9. Tests planned (acceptance criteria → test mapping)

AC	Test
AC1: 5 levels, strict order	`FINALITY_ORDER` shape assertion
AC2: PENDING→SOFT on first vote	n=4, single vote → `current() === 'SOFT'`
AC3: SOFT→QUORUM via `hasQuorum`	n=4, 3 matching votes → `current() === 'QUORUM'`
AC4: QUORUM→HARD on 2 consecutive	round 1 quorum, round 2 quorum (same root+rule), no conflicting reveal → HARD
AC5: HARD→ABSOLUTE on sealEpoch	seal → ABSOLUTE
AC6: Monotonicity rollback throws	internal helper exercise via setLevelForTesting → throws `FinalityRollbackError`
AC7: requireExternalEffectsAllowed throws at PENDING/SOFT/QUORUM	three asserts
AC8: requireExternalEffectsAllowed silent at HARD/ABSOLUTE	two asserts
AC9: Single-arbiter n=1 trace	full 5-level path with one vote per round
AC10: Evidence recorded per transition	`transitions()` length === 4 after full traversal, every entry has `epoch: bigint, evidence: Buffer` non-empty
AC11: Conflicting reveal between rounds resets HARD counter	round 1 quorum, round 1 equivocation observed, round 2 quorum → still QUORUM (not HARD)
AC12: 100-epoch dispute window	`dispute_window_epochs` configurable; default 100; epoch gap between HARD and ABSOLUTE must be ≥ window for promotion
AC13: Different root in round N+1 resets counter	r1 quorum at root_A, r2 quorum at root_B → still QUORUM
AC14: `transitions()` returns copy	mutate returned array → internal log unchanged
AC15: Forbidden-token self-scan	regex over compiled file body
AC16: 5-level full path	PENDING→SOFT→QUORUM→HARD→ABSOLUTE in 4 transitions
AC17: `nArbiters < 1n` throws	constructor invariant via QuorumError propagation

Total ≈ 25-40 test cases (L task estimate per packet).

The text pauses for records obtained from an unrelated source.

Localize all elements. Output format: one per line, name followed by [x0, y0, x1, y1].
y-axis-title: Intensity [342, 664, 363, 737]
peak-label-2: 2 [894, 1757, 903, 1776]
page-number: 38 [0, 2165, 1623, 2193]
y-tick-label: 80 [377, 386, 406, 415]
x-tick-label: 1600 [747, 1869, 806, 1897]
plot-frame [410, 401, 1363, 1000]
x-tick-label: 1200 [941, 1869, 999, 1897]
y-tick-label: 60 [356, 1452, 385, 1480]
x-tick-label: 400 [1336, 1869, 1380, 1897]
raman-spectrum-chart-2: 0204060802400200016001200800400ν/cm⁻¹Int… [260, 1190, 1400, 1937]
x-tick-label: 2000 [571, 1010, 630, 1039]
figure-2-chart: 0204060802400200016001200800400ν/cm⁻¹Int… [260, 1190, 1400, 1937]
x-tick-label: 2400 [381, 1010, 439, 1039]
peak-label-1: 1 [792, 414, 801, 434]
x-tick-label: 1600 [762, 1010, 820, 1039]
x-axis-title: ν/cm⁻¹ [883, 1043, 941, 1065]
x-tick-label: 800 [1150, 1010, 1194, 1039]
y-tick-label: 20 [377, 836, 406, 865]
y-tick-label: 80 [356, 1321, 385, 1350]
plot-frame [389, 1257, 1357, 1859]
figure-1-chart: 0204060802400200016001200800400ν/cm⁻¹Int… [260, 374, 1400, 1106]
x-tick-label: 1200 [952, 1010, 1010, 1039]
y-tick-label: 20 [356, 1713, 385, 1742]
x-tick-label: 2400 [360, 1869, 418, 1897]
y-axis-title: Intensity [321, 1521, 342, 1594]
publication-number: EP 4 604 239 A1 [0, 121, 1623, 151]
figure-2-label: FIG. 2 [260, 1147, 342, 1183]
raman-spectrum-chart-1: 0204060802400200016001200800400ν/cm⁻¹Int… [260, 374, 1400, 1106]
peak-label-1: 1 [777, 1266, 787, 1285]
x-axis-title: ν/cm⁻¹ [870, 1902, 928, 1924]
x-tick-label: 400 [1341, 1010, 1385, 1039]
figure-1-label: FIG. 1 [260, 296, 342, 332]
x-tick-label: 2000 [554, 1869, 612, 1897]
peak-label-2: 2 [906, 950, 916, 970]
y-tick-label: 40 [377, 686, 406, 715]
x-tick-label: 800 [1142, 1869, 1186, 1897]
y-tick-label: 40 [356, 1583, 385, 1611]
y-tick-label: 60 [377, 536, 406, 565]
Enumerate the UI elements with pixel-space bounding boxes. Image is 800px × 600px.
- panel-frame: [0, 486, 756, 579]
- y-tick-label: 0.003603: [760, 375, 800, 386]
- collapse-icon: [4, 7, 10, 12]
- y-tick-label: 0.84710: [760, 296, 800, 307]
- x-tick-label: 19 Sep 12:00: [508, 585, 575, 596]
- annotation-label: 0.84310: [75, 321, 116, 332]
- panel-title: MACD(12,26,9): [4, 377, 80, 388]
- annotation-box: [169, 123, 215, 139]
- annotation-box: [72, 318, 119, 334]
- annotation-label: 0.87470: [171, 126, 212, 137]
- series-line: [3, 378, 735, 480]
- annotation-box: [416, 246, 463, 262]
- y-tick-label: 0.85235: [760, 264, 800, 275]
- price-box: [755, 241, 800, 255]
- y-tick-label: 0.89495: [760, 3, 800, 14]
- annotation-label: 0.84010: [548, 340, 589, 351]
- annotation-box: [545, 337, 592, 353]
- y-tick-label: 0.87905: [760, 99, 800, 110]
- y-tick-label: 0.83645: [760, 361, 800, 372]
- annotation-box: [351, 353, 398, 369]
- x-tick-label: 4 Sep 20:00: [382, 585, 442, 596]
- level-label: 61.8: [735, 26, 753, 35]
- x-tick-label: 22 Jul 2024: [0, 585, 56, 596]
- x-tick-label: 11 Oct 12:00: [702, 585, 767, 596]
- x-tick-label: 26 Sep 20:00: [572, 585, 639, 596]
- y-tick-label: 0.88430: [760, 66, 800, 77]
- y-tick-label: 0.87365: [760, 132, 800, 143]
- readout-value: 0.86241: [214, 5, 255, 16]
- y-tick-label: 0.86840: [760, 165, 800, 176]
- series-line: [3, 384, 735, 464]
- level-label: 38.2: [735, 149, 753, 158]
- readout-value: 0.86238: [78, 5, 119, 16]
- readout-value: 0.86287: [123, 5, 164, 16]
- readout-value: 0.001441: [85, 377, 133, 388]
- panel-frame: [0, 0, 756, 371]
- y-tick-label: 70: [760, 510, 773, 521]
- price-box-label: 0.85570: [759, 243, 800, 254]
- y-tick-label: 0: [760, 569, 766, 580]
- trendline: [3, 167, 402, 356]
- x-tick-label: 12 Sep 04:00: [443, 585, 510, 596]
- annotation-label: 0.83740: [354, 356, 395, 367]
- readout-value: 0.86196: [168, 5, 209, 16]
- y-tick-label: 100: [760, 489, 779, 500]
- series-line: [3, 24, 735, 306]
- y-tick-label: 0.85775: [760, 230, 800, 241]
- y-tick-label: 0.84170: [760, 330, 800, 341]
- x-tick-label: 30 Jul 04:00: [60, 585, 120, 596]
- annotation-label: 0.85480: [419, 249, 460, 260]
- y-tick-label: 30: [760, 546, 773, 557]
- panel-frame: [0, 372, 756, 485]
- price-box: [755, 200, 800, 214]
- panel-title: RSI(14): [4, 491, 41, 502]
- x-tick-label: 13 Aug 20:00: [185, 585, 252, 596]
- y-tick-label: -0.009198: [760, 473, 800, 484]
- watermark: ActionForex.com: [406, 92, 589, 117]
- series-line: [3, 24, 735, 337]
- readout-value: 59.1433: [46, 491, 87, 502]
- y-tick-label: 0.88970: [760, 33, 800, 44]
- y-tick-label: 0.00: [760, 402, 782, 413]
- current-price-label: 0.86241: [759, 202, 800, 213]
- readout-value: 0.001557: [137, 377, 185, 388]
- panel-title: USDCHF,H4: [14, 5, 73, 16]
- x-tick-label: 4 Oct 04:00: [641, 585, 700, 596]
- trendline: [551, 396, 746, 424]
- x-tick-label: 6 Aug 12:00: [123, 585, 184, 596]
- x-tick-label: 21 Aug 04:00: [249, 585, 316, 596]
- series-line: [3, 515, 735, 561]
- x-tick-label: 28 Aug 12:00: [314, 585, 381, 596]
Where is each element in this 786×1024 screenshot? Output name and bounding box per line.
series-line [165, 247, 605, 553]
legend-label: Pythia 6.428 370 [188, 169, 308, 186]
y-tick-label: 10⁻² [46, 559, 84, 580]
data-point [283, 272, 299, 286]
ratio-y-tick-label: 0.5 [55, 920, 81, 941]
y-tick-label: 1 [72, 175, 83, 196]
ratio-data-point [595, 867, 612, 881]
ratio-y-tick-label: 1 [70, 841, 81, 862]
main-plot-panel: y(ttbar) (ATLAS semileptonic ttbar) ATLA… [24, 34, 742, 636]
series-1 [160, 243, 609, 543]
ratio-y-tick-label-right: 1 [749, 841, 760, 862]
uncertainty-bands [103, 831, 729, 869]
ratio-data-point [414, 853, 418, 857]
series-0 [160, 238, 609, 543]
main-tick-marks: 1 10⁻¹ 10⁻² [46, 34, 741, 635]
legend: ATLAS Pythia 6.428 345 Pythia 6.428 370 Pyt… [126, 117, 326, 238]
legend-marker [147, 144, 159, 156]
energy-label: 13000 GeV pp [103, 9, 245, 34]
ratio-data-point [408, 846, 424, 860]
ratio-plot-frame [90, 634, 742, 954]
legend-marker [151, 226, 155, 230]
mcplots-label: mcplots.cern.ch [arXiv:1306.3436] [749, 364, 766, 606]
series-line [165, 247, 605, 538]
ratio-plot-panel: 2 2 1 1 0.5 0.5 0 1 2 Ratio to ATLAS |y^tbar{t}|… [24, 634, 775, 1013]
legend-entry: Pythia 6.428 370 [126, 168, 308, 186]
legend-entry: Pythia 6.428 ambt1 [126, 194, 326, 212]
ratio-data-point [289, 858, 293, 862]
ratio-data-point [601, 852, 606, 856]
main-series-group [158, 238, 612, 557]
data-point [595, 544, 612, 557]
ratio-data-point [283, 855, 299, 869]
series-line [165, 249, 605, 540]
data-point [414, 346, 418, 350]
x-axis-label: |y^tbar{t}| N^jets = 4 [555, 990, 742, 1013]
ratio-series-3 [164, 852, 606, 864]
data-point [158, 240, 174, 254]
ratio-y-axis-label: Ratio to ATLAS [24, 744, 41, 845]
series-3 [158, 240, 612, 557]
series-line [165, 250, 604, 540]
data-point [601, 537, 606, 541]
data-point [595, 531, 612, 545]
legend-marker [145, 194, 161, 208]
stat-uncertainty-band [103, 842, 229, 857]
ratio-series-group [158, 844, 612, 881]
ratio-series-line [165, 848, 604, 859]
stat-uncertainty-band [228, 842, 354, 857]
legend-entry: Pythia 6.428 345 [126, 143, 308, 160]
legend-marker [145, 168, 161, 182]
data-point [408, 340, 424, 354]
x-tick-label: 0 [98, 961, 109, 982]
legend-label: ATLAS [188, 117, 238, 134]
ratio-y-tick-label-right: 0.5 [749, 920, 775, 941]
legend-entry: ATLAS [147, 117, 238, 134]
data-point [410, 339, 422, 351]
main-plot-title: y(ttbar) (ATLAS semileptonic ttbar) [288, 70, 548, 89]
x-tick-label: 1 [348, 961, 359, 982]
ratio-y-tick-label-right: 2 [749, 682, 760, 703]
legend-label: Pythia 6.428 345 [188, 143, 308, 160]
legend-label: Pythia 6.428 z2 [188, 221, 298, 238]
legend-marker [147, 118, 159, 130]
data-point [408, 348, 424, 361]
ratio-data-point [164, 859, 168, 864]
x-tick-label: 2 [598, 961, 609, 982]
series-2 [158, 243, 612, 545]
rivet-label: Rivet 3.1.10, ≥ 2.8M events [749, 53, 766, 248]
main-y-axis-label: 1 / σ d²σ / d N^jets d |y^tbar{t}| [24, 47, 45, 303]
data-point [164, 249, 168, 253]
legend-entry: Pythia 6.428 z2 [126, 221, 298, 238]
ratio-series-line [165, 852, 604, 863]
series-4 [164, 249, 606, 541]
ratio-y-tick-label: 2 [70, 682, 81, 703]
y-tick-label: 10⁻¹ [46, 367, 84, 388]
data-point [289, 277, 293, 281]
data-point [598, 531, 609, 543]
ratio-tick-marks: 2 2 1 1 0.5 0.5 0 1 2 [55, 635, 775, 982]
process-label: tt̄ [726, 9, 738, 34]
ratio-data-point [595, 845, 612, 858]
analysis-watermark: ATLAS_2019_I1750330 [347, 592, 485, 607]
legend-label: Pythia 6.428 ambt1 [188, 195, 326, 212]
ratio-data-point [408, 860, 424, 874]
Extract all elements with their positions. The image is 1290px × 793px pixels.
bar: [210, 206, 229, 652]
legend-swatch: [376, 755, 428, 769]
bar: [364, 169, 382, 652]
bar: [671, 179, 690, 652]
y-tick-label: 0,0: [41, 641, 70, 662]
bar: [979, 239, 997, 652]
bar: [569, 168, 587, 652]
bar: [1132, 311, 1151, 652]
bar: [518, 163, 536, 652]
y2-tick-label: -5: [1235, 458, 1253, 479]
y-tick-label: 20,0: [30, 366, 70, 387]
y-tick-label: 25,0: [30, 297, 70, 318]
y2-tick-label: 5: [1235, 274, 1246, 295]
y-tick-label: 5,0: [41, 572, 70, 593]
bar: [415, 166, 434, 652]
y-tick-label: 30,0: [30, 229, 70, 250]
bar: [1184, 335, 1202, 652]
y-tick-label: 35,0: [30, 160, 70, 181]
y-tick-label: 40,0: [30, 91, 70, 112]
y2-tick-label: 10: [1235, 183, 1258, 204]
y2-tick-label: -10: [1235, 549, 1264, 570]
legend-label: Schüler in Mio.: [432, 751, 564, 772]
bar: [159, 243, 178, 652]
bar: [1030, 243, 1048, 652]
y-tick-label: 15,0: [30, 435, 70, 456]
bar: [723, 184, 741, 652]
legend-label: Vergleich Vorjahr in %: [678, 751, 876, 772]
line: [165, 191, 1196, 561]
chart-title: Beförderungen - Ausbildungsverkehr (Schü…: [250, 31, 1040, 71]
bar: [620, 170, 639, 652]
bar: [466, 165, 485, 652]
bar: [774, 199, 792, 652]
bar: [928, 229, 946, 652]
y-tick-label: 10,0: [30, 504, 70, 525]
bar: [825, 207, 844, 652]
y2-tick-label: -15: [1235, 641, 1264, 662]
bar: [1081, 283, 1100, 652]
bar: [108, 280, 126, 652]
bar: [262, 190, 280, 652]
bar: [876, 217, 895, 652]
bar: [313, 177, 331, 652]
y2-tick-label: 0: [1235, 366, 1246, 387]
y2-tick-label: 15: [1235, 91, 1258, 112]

10. Build / lint / test gates

npm run build — TypeScript strict check (errors must be zero).
npm run lint — ESLint with the project’s Phase 3 ruleset.
npm test — full Jest run; baseline 2818 passing + 1 pre-existing failure in reputation/tools.test.ts (better-sqlite3 schema issue — not in P3.2.1 scope). Expected delta: +25 to +40 (L task).

11. Out of scope

consensus_finality MCP tool — that’s P3.7.1 (next wave).
Persistence of FSM state — Phase 3 in-memory only; persistence to mcp_consensus_votes table (per consensus.md L197) is a later phase.
VRF leader rotation hookup — that’s P3.6.1 (parallel slice).
Wall-clock dispute window timer — explicitly out per gotcha L913-L915.
Multi-FSM coordination — one FSM = one round. Cross-round aggregation is consumer concern.

12. Approval

Step 1 of 5 complete. Proceeding to Step 2 (contract).